Per le radici, per una Perugia nuova e orgogliosa: il Palio abbia inizio, sia la festa di tutti!!!

Da questa mattina il sogno è diventato realtà: Perugia riscopre le sue radici e ritorna ad essere la capitale dell'Umbria mettendo in mostra costumi d'epoca, taverne, mercatini e si trasforma in vetrina per le altre rievocazioni storiche dell'Umbria... Benvenuti al Palio, prima edizione

Un sogno che viene da lontano: era il 1986 quando per la prima volta, l'associazione Akropolis, propose di mettere in campo una rievocazione storica per riscoprire gli antichi giochi di Perugia e ridare lustro ai Rioni della città. Non se ne fece nulla perchè c'era la convinzione che fosse troppo provinciale per una città che voleva essere avanguardia e che mirava ad un genere di cultura definito alto e non certo nazionalpopolare. Ma i sostenitori del Palio di Perugia non hanno mai gettato la spugna: quattro anni fa il consiglio comunale, guidato dal centrosinistra, approvò un ordine del giorno per studiare la fattibilità della rievocazione storica ribattezzata "Il Palio del Grifo e del Leone". Tre mesi, era estate, conquistò le pagine dei giornali tra favorevoli e contrari ma poi venne affossato dall'assessorato alla cultura, dalla sinistra Pd e dagli uffici. "Roba da città di provincia". Altra bocciatura e altri soldi spesi per altre iniziative più vicine a certi ambienti e a certi modi di sentire la cosa pubblica. 

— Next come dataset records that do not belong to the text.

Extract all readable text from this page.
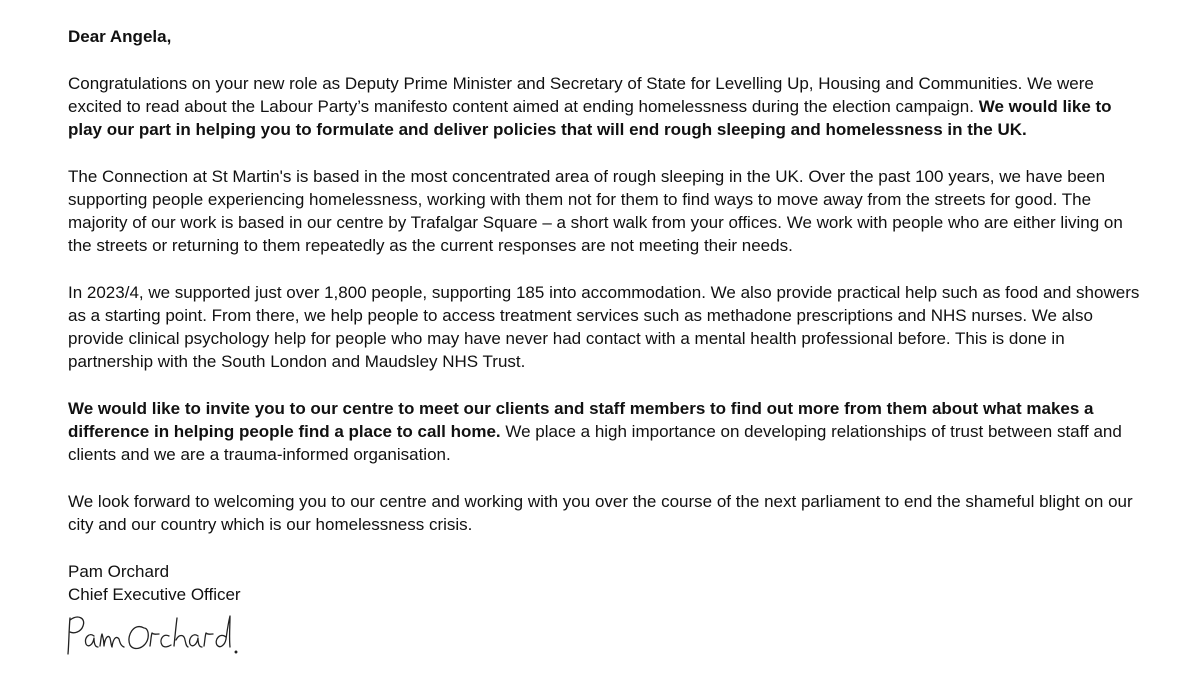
Dear Angela,

Congratulations on your new role as Deputy Prime Minister and Secretary of State for Levelling Up, Housing and Communities. We were excited to read about the Labour Party’s manifesto content aimed at ending homelessness during the election campaign. We would like to play our part in helping you to formulate and deliver policies that will end rough sleeping and homelessness in the UK.

The Connection at St Martin's is based in the most concentrated area of rough sleeping in the UK. Over the past 100 years, we have been supporting people experiencing homelessness, working with them not for them to find ways to move away from the streets for good. The majority of our work is based in our centre by Trafalgar Square – a short walk from your offices. We work with people who are either living on the streets or returning to them repeatedly as the current responses are not meeting their needs.

In 2023/4, we supported just over 1,800 people, supporting 185 into accommodation. We also provide practical help such as food and showers as a starting point. From there, we help people to access treatment services such as methadone prescriptions and NHS nurses. We also provide clinical psychology help for people who may have never had contact with a mental health professional before. This is done in partnership with the South London and Maudsley NHS Trust.

We would like to invite you to our centre to meet our clients and staff members to find out more from them about what makes a difference in helping people find a place to call home. We place a high importance on developing relationships of trust between staff and clients and we are a trauma-informed organisation.

We look forward to welcoming you to our centre and working with you over the course of the next parliament to end the shameful blight on our city and our country which is our homelessness crisis.

Pam Orchard

Chief Executive Officer
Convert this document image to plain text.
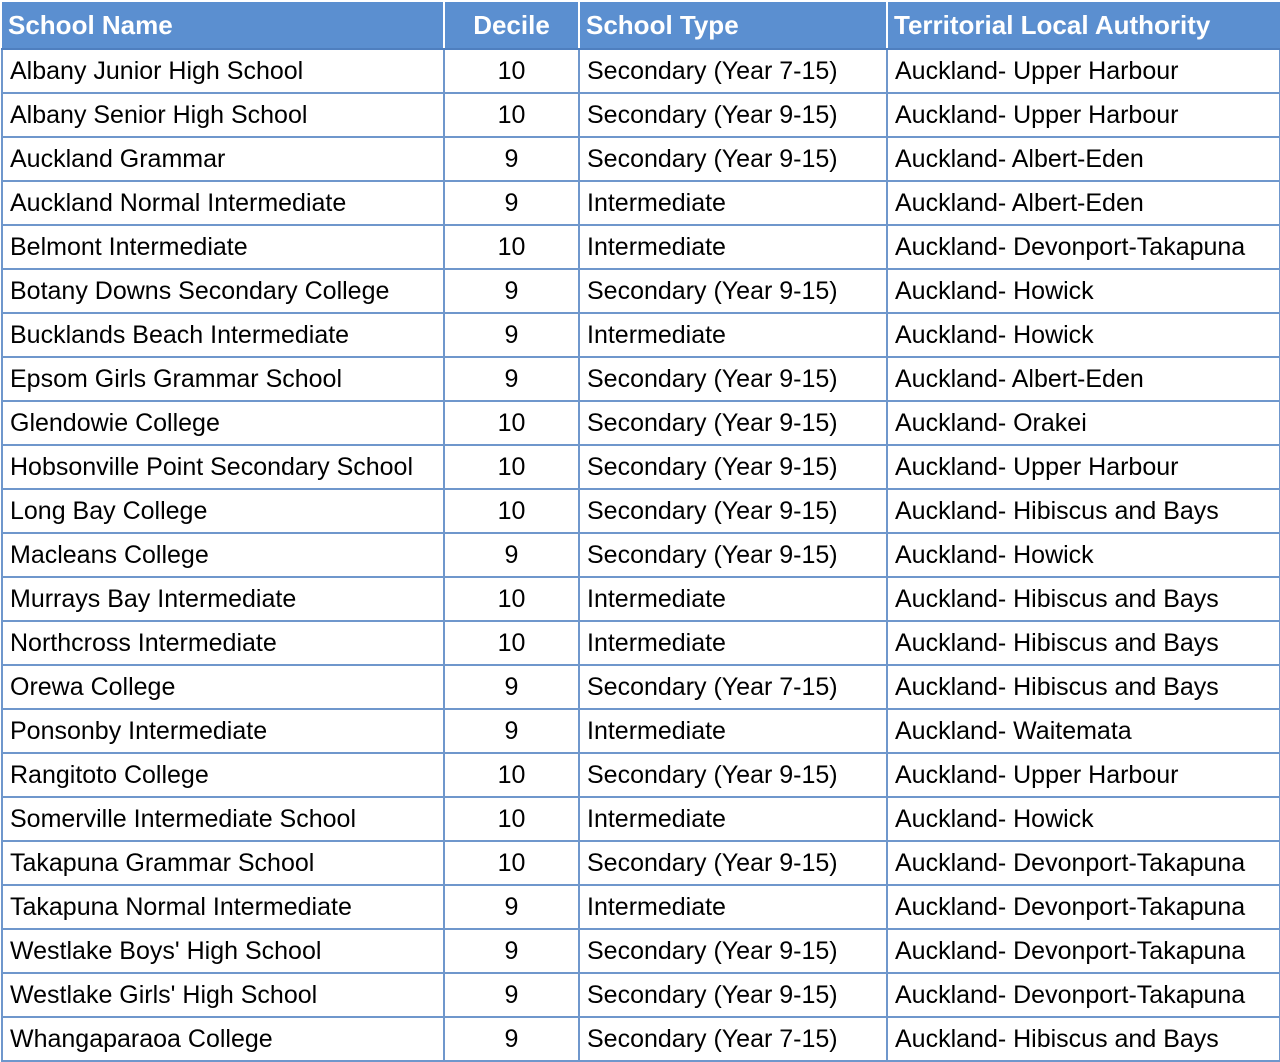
School Name	Decile	School Type	Territorial Local Authority
Albany Junior High School	10	Secondary (Year 7-15)	Auckland- Upper Harbour
Albany Senior High School	10	Secondary (Year 9-15)	Auckland- Upper Harbour
Auckland Grammar	9	Secondary (Year 9-15)	Auckland- Albert-Eden
Auckland Normal Intermediate	9	Intermediate	Auckland- Albert-Eden
Belmont Intermediate	10	Intermediate	Auckland- Devonport-Takapuna
Botany Downs Secondary College	9	Secondary (Year 9-15)	Auckland- Howick
Bucklands Beach Intermediate	9	Intermediate	Auckland- Howick
Epsom Girls Grammar School	9	Secondary (Year 9-15)	Auckland- Albert-Eden
Glendowie College	10	Secondary (Year 9-15)	Auckland- Orakei
Hobsonville Point Secondary School	10	Secondary (Year 9-15)	Auckland- Upper Harbour
Long Bay College	10	Secondary (Year 9-15)	Auckland- Hibiscus and Bays
Macleans College	9	Secondary (Year 9-15)	Auckland- Howick
Murrays Bay Intermediate	10	Intermediate	Auckland- Hibiscus and Bays
Northcross Intermediate	10	Intermediate	Auckland- Hibiscus and Bays
Orewa College	9	Secondary (Year 7-15)	Auckland- Hibiscus and Bays
Ponsonby Intermediate	9	Intermediate	Auckland- Waitemata
Rangitoto College	10	Secondary (Year 9-15)	Auckland- Upper Harbour
Somerville Intermediate School	10	Intermediate	Auckland- Howick
Takapuna Grammar School	10	Secondary (Year 9-15)	Auckland- Devonport-Takapuna
Takapuna Normal Intermediate	9	Intermediate	Auckland- Devonport-Takapuna
Westlake Boys' High School	9	Secondary (Year 9-15)	Auckland- Devonport-Takapuna
Westlake Girls' High School	9	Secondary (Year 9-15)	Auckland- Devonport-Takapuna
Whangaparaoa College	9	Secondary (Year 7-15)	Auckland- Hibiscus and Bays
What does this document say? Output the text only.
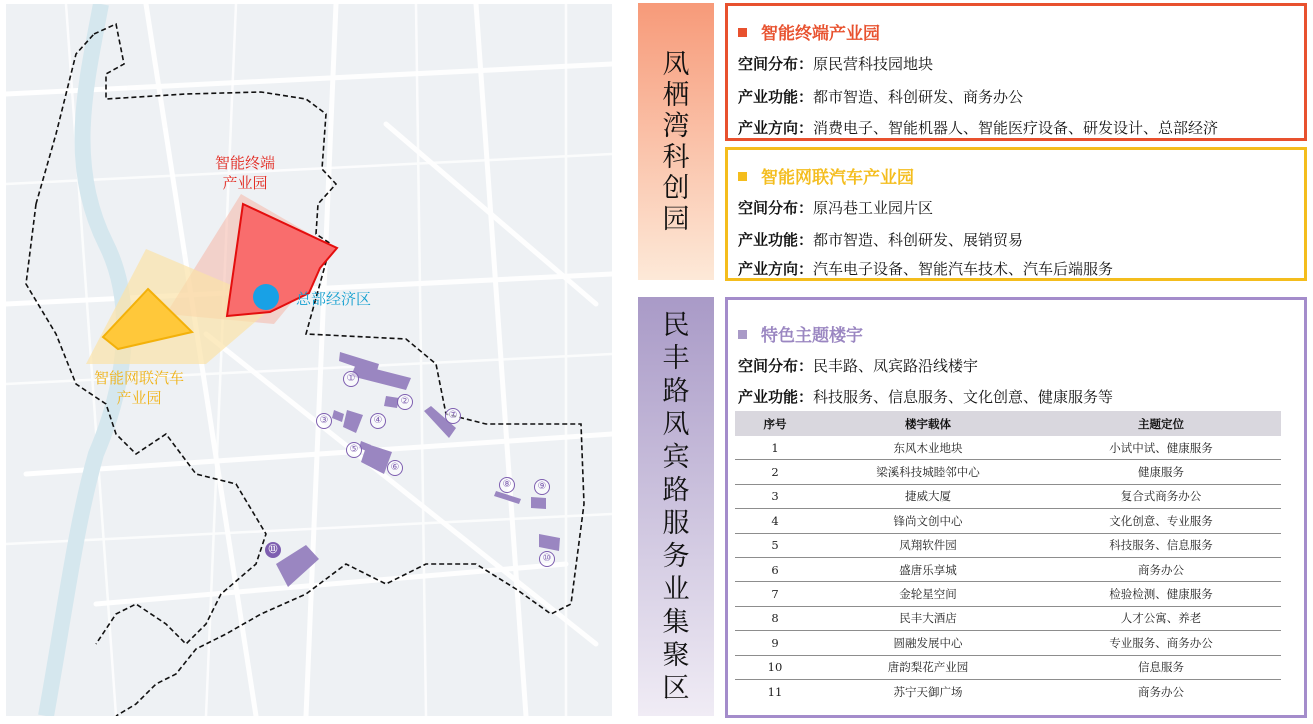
智能终端
产业园
总部经济区
智能网联汽车
产业园
①
②
③	④
⑤
⑥
⑦
⑧	⑨
⑩
⑪
凤
栖
湾
科
创
园
智能终端产业园
空间分布：原民营科技园地块
产业功能：都市智造、科创研发、商务办公
产业方向：消费电子、智能机器人、智能医疗设备、研发设计、总部经济
智能网联汽车产业园
空间分布：原冯巷工业园片区
产业功能：都市智造、科创研发、展销贸易
产业方向：汽车电子设备、智能汽车技术、汽车后端服务
民
丰
路
凤
宾
路
服
务
业
集
聚
区
特色主题楼宇
空间分布：民丰路、凤宾路沿线楼宇
产业功能：科技服务、信息服务、文化创意、健康服务等
序号	楼宇载体	主题定位
1	东风木业地块	小试中试、健康服务
2	梁溪科技城睦邻中心	健康服务
3	捷威大厦	复合式商务办公
4	锋尚文创中心	文化创意、专业服务
5	凤翔软件园	科技服务、信息服务
6	盛唐乐享城	商务办公
7	金轮星空间	检验检测、健康服务
8	民丰大酒店	人才公寓、养老
9	圆融发展中心	专业服务、商务办公
10	唐韵梨花产业园	信息服务
11	苏宁天御广场	商务办公
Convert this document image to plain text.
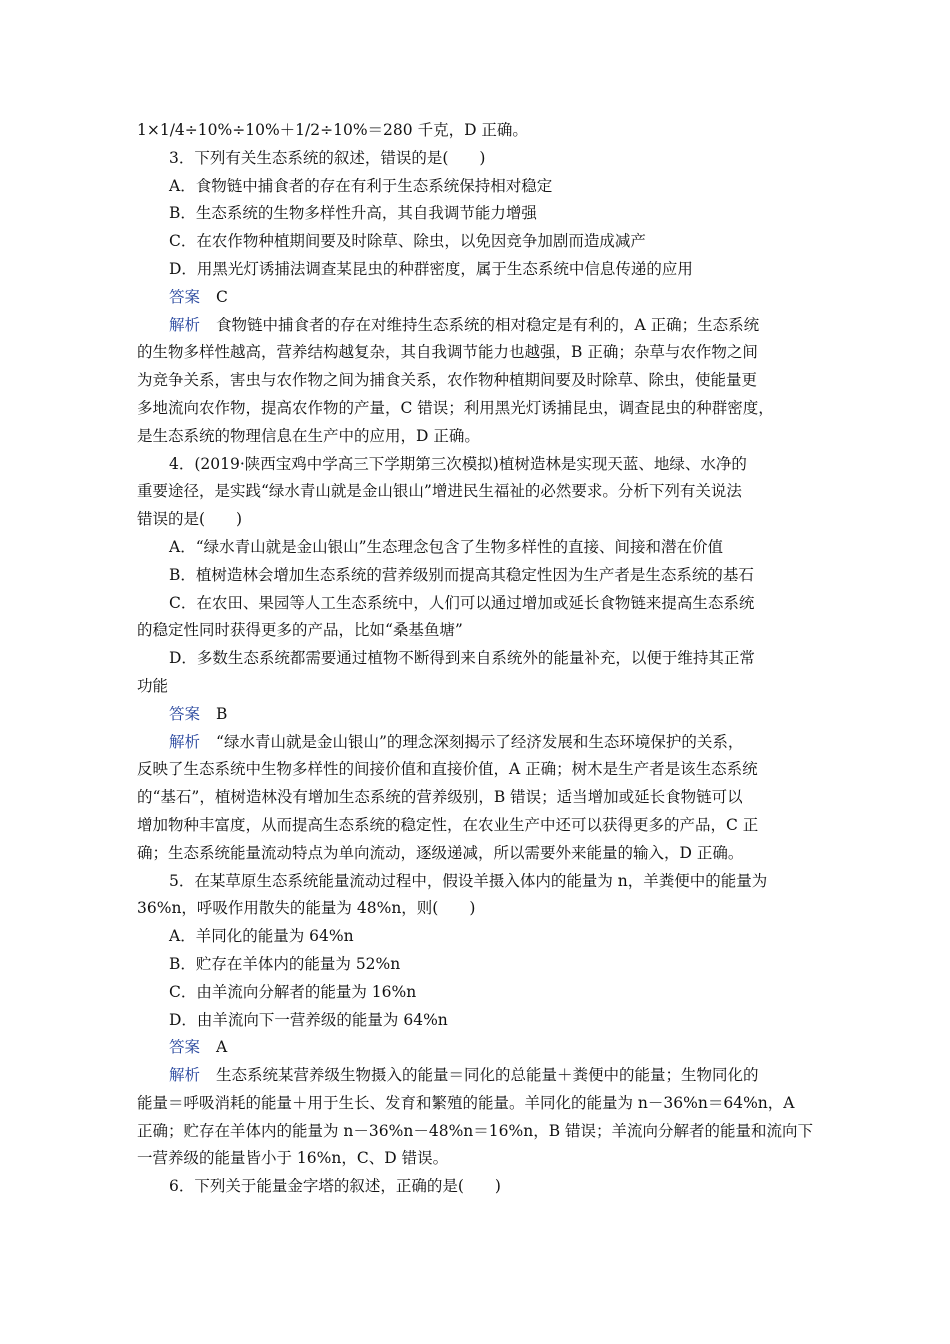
1×1/4÷10%÷10%＋1/2÷10%＝280 千克，D 正确。
3．下列有关生态系统的叙述，错误的是(　　)
A．食物链中捕食者的存在有利于生态系统保持相对稳定
B．生态系统的生物多样性升高，其自我调节能力增强
C．在农作物种植期间要及时除草、除虫，以免因竞争加剧而造成减产
D．用黑光灯诱捕法调查某昆虫的种群密度，属于生态系统中信息传递的应用
答案 C
解析 食物链中捕食者的存在对维持生态系统的相对稳定是有利的，A 正确；生态系统
的生物多样性越高，营养结构越复杂，其自我调节能力也越强，B 正确；杂草与农作物之间
为竞争关系，害虫与农作物之间为捕食关系，农作物种植期间要及时除草、除虫，使能量更
多地流向农作物，提高农作物的产量，C 错误；利用黑光灯诱捕昆虫，调查昆虫的种群密度，
是生态系统的物理信息在生产中的应用，D 正确。
4．(2019·陕西宝鸡中学高三下学期第三次模拟)植树造林是实现天蓝、地绿、水净的
重要途径，是实践“绿水青山就是金山银山”增进民生福祉的必然要求。分析下列有关说法
错误的是(　　)
A．“绿水青山就是金山银山”生态理念包含了生物多样性的直接、间接和潜在价值
B．植树造林会增加生态系统的营养级别而提高其稳定性因为生产者是生态系统的基石
C．在农田、果园等人工生态系统中，人们可以通过增加或延长食物链来提高生态系统
的稳定性同时获得更多的产品，比如“桑基鱼塘”
D．多数生态系统都需要通过植物不断得到来自系统外的能量补充，以便于维持其正常
功能
答案 B
解析 “绿水青山就是金山银山”的理念深刻揭示了经济发展和生态环境保护的关系，
反映了生态系统中生物多样性的间接价值和直接价值，A 正确；树木是生产者是该生态系统
的“基石”，植树造林没有增加生态系统的营养级别，B 错误；适当增加或延长食物链可以
增加物种丰富度，从而提高生态系统的稳定性，在农业生产中还可以获得更多的产品，C 正
确；生态系统能量流动特点为单向流动，逐级递减，所以需要外来能量的输入，D 正确。
5．在某草原生态系统能量流动过程中，假设羊摄入体内的能量为 n，羊粪便中的能量为
36%n，呼吸作用散失的能量为 48%n，则(　　)
A．羊同化的能量为 64%n
B．贮存在羊体内的能量为 52%n
C．由羊流向分解者的能量为 16%n
D．由羊流向下一营养级的能量为 64%n
答案 A
解析 生态系统某营养级生物摄入的能量＝同化的总能量＋粪便中的能量；生物同化的
能量＝呼吸消耗的能量＋用于生长、发育和繁殖的能量。羊同化的能量为 n－36%n＝64%n，A
正确；贮存在羊体内的能量为 n－36%n－48%n＝16%n，B 错误；羊流向分解者的能量和流向下
一营养级的能量皆小于 16%n，C、D 错误。
6．下列关于能量金字塔的叙述，正确的是(　　)
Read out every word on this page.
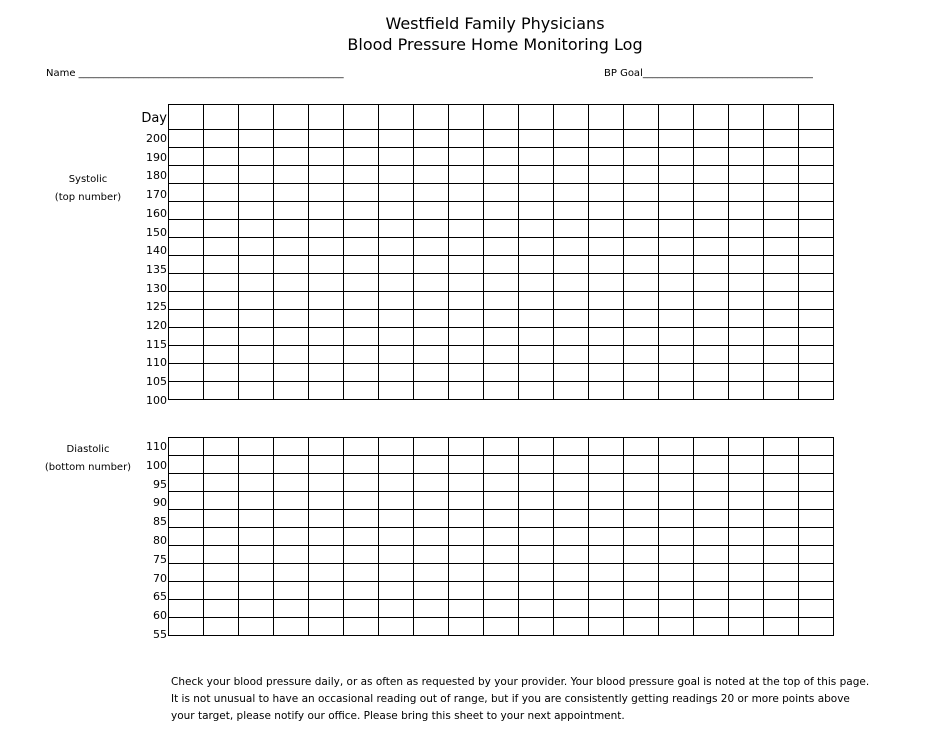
Westfield Family Physicians
Blood Pressure Home Monitoring Log
Name _____________________________________________________	BP Goal__________________________________
Systolic
(top number)
Diastolic
(bottom number)
Day
200
190
180
170
160
150
140
135
130
125
120
115
110
105
100

110
100
95
90
85
80
75
70
65
60
55

Check your blood pressure daily, or as often as requested by your provider. Your blood pressure goal is noted at the top of this page.
It is not unusual to have an occasional reading out of range, but if you are consistently getting readings 20 or more points above
your target, please notify our office. Please bring this sheet to your next appointment.
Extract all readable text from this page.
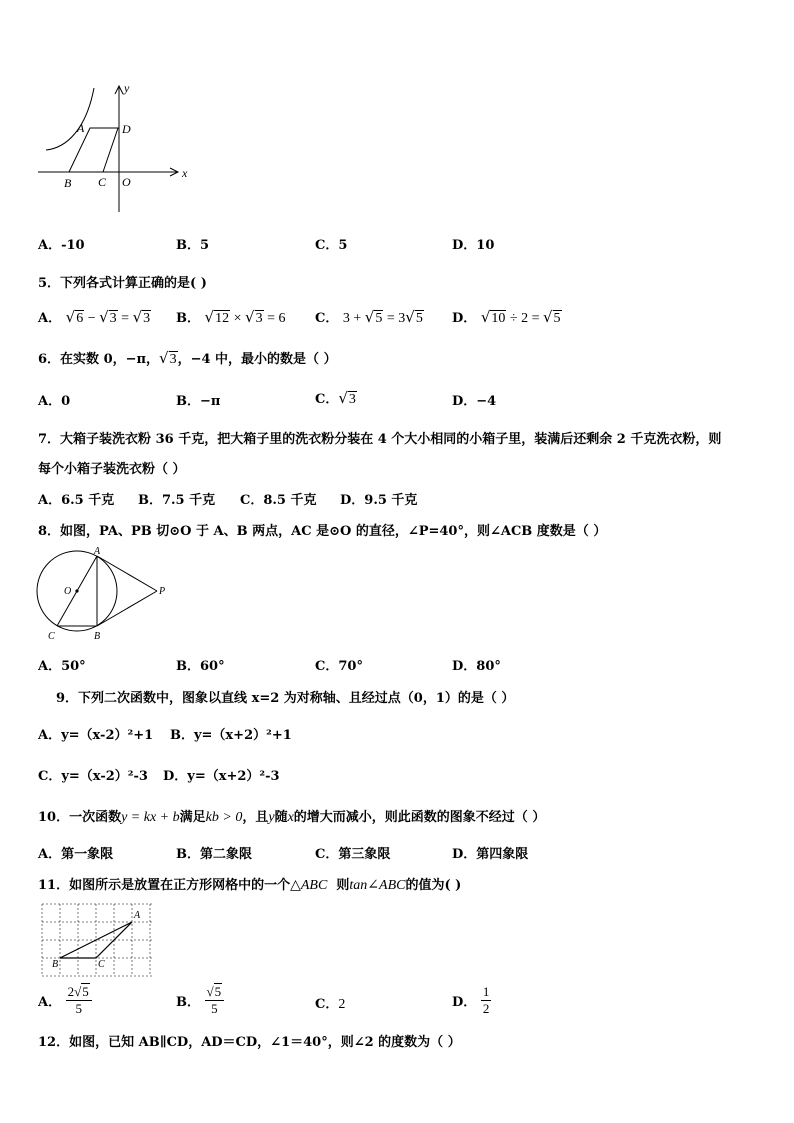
y
x
A	D
B C O
A．-10	B．5	C．5	D．10
5．下列各式计算正确的是( )
A． √6 − √3 = √3 B． √12 × √3 = 6 C． 3 + √5 = 3√5 D． √10 ÷ 2 = √5
6．在实数 0，−π，√3，−4 中，最小的数是（ ）
A．0	B．−π	C．√3	D．−4
7．大箱子装洗衣粉 36 千克，把大箱子里的洗衣粉分装在 4 个大小相同的小箱子里，装满后还剩余 2 千克洗衣粉，则
每个小箱子装洗衣粉（ ）
A．6.5 千克 B．7.5 千克 C．8.5 千克 D．9.5 千克
8．如图，PA、PB 切⊙O 于 A、B 两点，AC 是⊙O 的直径，∠P=40°，则∠ACB 度数是（ ）
A
O	P
C	B
A．50°	B．60°	C．70°	D．80°
9．下列二次函数中，图象以直线 x=2 为对称轴、且经过点（0，1）的是（ ）
A．y=（x-2）²+1 B．y=（x+2）²+1
C．y=（x-2）²-3 D．y=（x+2）²-3
10．一次函数y = kx + b满足kb > 0，且y随x的增大而减小，则此函数的图象不经过（ ）
A．第一象限	B．第二象限	C．第三象限	D．第四象限
11．如图所示是放置在正方形网格中的一个△ABC 则tan∠ABC的值为( )
A
B	C
A． $\frac{2√5}{5}$	B． $\frac{√5}{5}$	C．2	D． $\frac{1}{2}$
12．如图，已知 AB∥CD，AD＝CD，∠1＝40°，则∠2 的度数为（ ）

Ma in verità quei tre mesi di prime pagine avevano gettato per la prima volta delle basi solide nei cuori di molti perugini. E in più i tempi stavano cambiando: Perugia era diventata per tutti la città della droga, la politica di centrosinistra per la prima volta era stata messa in discussione, il sindaco Boccali non era più un punto di riferimento per gran parte della città come lo erano stati i sindaci comunisti e socialisti del passato. Nascevano associazioni per rivitalizzare il centro storico, nasceva il desiderio di riprendersi la città - contro i clan dello spaccio allora dominanti in centro storico -, di fare qualcosa, di riempire i vuoti. Come dimenticare il lavoro sociale svolto da un'associazione come Perugia non è la città della droga, con le sue tavolate in centro storico. Come dimenticare Borgo Bello con le sue mille iniziative e i primi vagiti di una rievocazione storica con tanto di figuranti, mercato medievale e arcieri storici. Uguale accadeva a Corso Garibaldi, Corso Bersaglieri. Voglia di riscatto. 

Poi due anni fa vinceva al ballottaggio una strana giunta (centrodestra più civici) con un giovin sindaco liberale, Andrea Romizi, e a quel punto la voglia di Palio - voglia di radici - è cresciuta sempre di più. Come sono cresciuti gli sforzi per la sicurezza, per una concenzione diversa del marketing cittadino, di una cultura diversa e che intercettasse flussi costanti di turisti. In due anni il Palio è stato pensato, finanziato, realizzato ed apprezzato da molti cittadini che stanno dando vita oggi e domani ad una prima edizione che sarà difficile, probabilmente con molte lacune, ma che di fatto apre un ciclo nuovo per i perugini, tutti i perugini. Mille figuranti in costume d'epoca sono la vetrina per le tante altre rievocazioni storiche dell'Umbria. Perugia ritorna ad essere capitale dell'Umbria, torna ad aiutare i piccoli borghi e guarda verso Europa più e meglio di prima. 

Insomma, al di là delle polemiche legittime, non si tornerà indietro e solo il maltempo potrà guastare questo clima di festa. In caso di pioggia si pensa ad un rinvio oppure ad un posticipo di orario tempo permettendo. Comunque è meglio pensare positivo: oggi i primi due giochi (il lancio del giavellotto e la Torre), le taverne aperte, il lancio della sfida dei Rioni, il mercatino medievale, l'accampamento.... e altro ancora. Vale la pena vivere questo sabato, sperando che domenica si possa assistere alla terza gara - la staffetta storica - e ad un corteo con mille figuranti e le delegazioni da tutta la Regione per rendere onore al grande Braccio (non un nemico di Perugia, ma un perugino doc). Buon Palio a tutti. Viva Perugia!!!